Emergence of Perception

Texte de Marie-Eve Beaupre

À l’intérieur de boîtiers en plexiglas, des forces abstraites et des formes miroitantes s’emboîtent. Ces masses évanescentes, telles des comètes aux contours insaisissables, canalisent la lumière et la reflètent, nous laissant béat devant les effets d’une hypothétique suspension du temps. Alors que nous croyons être devant l’impression résiduelle d’une image, devant ses restes, devant son spectre, il suffit de contourner les caissons pour réaliser que ceux-ci sont en fait composés de nombreuses couches d’images fragmentées puis superposées : des relevés topographiques dont on aurait tenté une forme de modélisation spatiale.

La pratique de David Spriggs se situe au seuil du dessiné, du peint, du sculpté et de l’assemblé. Il s’agit avant tout de capturer les forces avant qu’elles ne se transforment en autre chose. Cet artiste de la relève originaire de Manchester, établi à Montréal et diplômé de l’Université Concordia (M.F.A, 2007), a su développer une approche singulière de la sculpture. Sa démarche, qui jouxte la déconstruction de l’espace cubiste, les études sur la vitesse des futuristes et la fragmentation du mouvement tel que photographié par Muybridge, privilégie l’emploi de la couleur blanche, sinon opte pour des couleurs primaires, saturées et connotées.

Guidé par des esquisses préparatoires qui cartographient les formes à reproduire sur différentes pellicules translucides, l’artiste intervient sur les supports soit en appliquant de fines touches de peinture en aérosol, sinon en pliant les acétates de manière à créer un réseau de lignes brisées qui capteront la lumière. Au cours de la production des strates de l’image, qui seront éventuellement superposées dans un caisson transparent, les interventions doivent être commises là où la lumière frappera. Qu’il s’agisse de peint ou de pli, les obstacles sont en fait les révélateurs de la lumière.

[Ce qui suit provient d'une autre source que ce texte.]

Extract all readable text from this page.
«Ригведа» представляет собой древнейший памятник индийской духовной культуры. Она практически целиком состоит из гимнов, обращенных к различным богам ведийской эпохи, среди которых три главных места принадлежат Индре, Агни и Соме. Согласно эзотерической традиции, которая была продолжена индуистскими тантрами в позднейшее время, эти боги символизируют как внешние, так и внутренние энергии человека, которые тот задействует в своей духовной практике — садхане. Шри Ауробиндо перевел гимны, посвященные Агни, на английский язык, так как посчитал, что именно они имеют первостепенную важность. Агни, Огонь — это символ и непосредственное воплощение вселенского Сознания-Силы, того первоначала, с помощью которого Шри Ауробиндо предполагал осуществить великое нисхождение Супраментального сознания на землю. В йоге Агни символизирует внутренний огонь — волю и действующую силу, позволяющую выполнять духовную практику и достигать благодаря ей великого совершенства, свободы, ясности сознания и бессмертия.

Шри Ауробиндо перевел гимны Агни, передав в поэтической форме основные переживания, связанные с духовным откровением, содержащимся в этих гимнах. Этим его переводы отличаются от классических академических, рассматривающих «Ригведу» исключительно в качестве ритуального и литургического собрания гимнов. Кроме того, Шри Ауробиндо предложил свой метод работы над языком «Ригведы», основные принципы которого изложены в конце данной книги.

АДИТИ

La singularité de la pratique du sculpteur repose notamment sur le basculement constant de l’image à l’espace, entre la suspension des masses et leur effeuillement. Lorsque le point de vue varie, l’image s’active. Ainsi faut-il compartimenter tout en considérant le tout, décortiquer les interstices, puis entreprendre l’ensemble. Ses œuvres, qui nous permettent d’entrevoir indépendamment l’image et l’objet selon le point de vue, génèrent par le fait même une distance entre la chose vue et la chose perçue. En se retrouvant à la fois devant une image/lumière et une image/matière, un processus d’évaluation de la masse et du volume, du contraste et de la luminosité est intuitivement activé afin de circonscrire les phénomènes de perception auxquels nous sommes confrontés.

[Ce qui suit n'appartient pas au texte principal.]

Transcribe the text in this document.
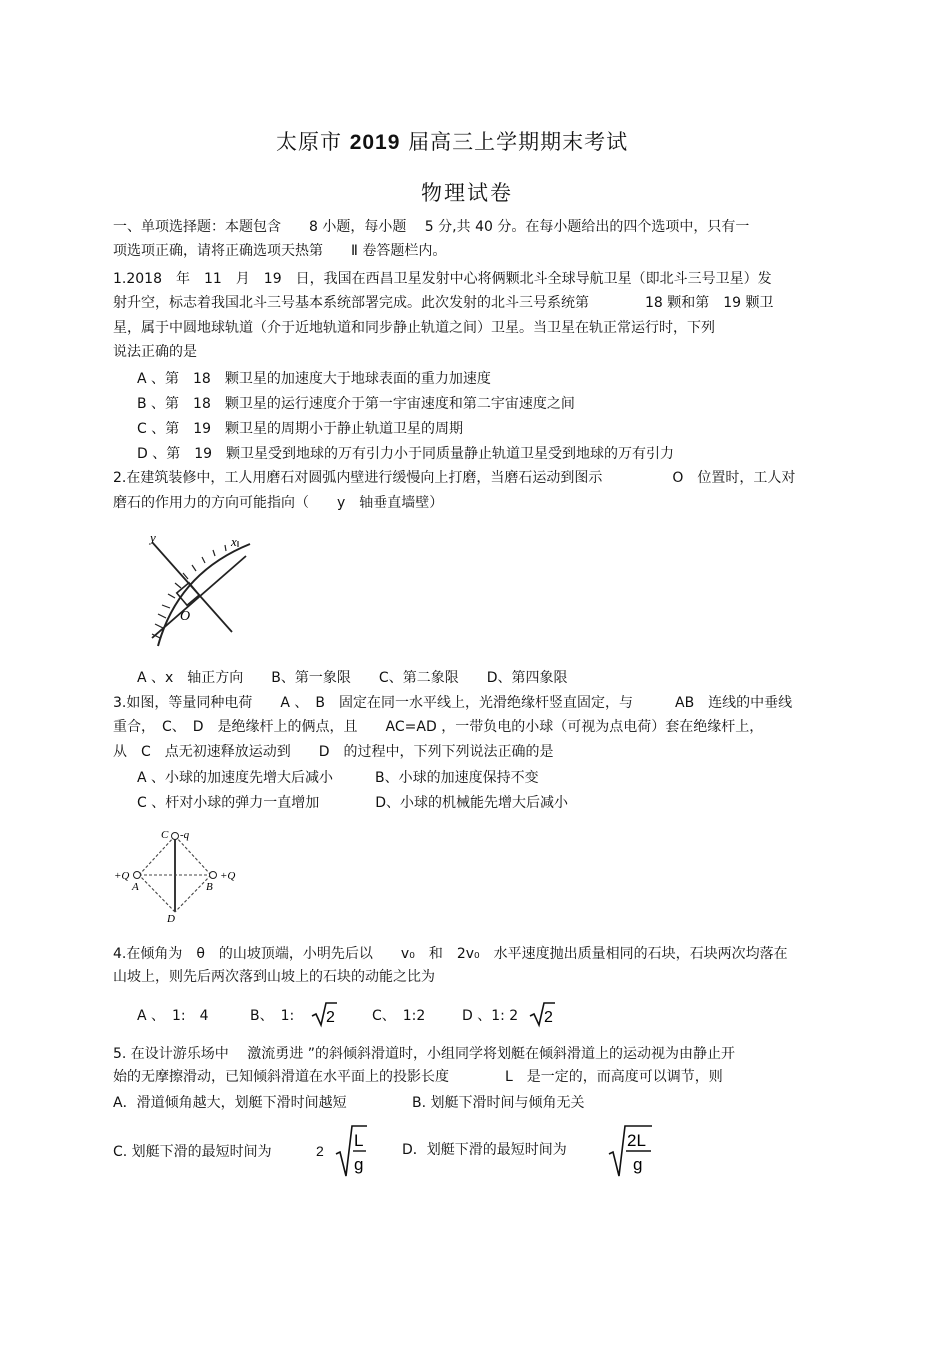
太原市 2019 届高三上学期期末考试
物理试卷
一、单项选择题：本题包含　　8 小题，每小题　 5 分,共 40 分。在每小题给出的四个选项中，只有一
项选项正确，请将正确选项天热第　　Ⅱ 卷答题栏内。
1.2018　年　11　月　19　日，我国在西昌卫星发射中心将俩颗北斗全球导航卫星（即北斗三号卫星）发
射升空，标志着我国北斗三号基本系统部署完成。此次发射的北斗三号系统第　　　　18 颗和第　19 颗卫
星，属于中圆地球轨道（介于近地轨道和同步静止轨道之间）卫星。当卫星在轨正常运行时，下列
说法正确的是
A 、第　18　颗卫星的加速度大于地球表面的重力加速度
B 、第　18　颗卫星的运行速度介于第一宇宙速度和第二宇宙速度之间
C 、第　19　颗卫星的周期小于静止轨道卫星的周期
D 、第　19　颗卫星受到地球的万有引力小于同质量静止轨道卫星受到地球的万有引力
2.在建筑装修中，工人用磨石对圆弧内壁进行缓慢向上打磨，当磨石运动到图示　　　　　O　位置时，工人对
磨石的作用力的方向可能指向（　　y　轴垂直墙壁）
y	x
O
A 、x　轴正方向　　B、第一象限　　C、第二象限　　D、第四象限
3.如图，等量同种电荷　　A 、　B　固定在同一水平线上，光滑绝缘杆竖直固定，与　　　AB　连线的中垂线
重合，　C、　D　是绝缘杆上的俩点，且　　AC=AD ，一带负电的小球（可视为点电荷）套在绝缘杆上，
从　C　点无初速释放运动到　　D　的过程中，下列下列说法正确的是
A 、小球的加速度先增大后减小　　　B、小球的加速度保持不变
C 、杆对小球的弹力一直增加　　　　D、小球的机械能先增大后减小
C -q
+Q
A
+Q
B
D
4.在倾角为　θ　的山坡顶端，小明先后以　　v₀　和　2v₀　水平速度抛出质量相同的石块，石块两次均落在
山坡上，则先后两次落到山坡上的石块的动能之比为
A 、　1:　4	B、　1: 2	C、　1:2	D 、1: 2 2
5. 在设计游乐场中　 激流勇进 ”的斜倾斜滑道时，小组同学将划艇在倾斜滑道上的运动视为由静止开
始的无摩擦滑动，已知倾斜滑道在水平面上的投影长度　　　　L　是一定的，而高度可以调节，则
A．滑道倾角越大，划艇下滑时间越短	B. 划艇下滑时间与倾角无关
C. 划艇下滑的最短时间为	2
L
g
D．划艇下滑的最短时间为	2L
g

Maurice Merleau-Ponty, dans un essai intitulé Le visible et l’invisible, a écrit que le monde est ce que nous voyons et que, pourtant, il nous faut apprendre à le voir. Devant les sculptures de David Spriggs, percevoir est un verbe actif qui appelle à l’engagement. Effeuiller le support. Entrelacer les plans. Discerner. Circonscrire. Et surtout prendre conscience du moment où l’on commence à concevoir, où l’image se retourne en un espace, où l’espacement fait image. Percevoir, cet acte de jugement et d’évaluation du réel, implique un processus de réflexion au cours duquel l’esprit se représente les objets. Comment voyons-nous les images ? Comment appréhender celles crées par David Spriggs ? Énoncer cette question, c’est en quelques sorte laisser poindre l’émergence de la perception. Et c’est exactement à ce moment que les œuvres s’activent.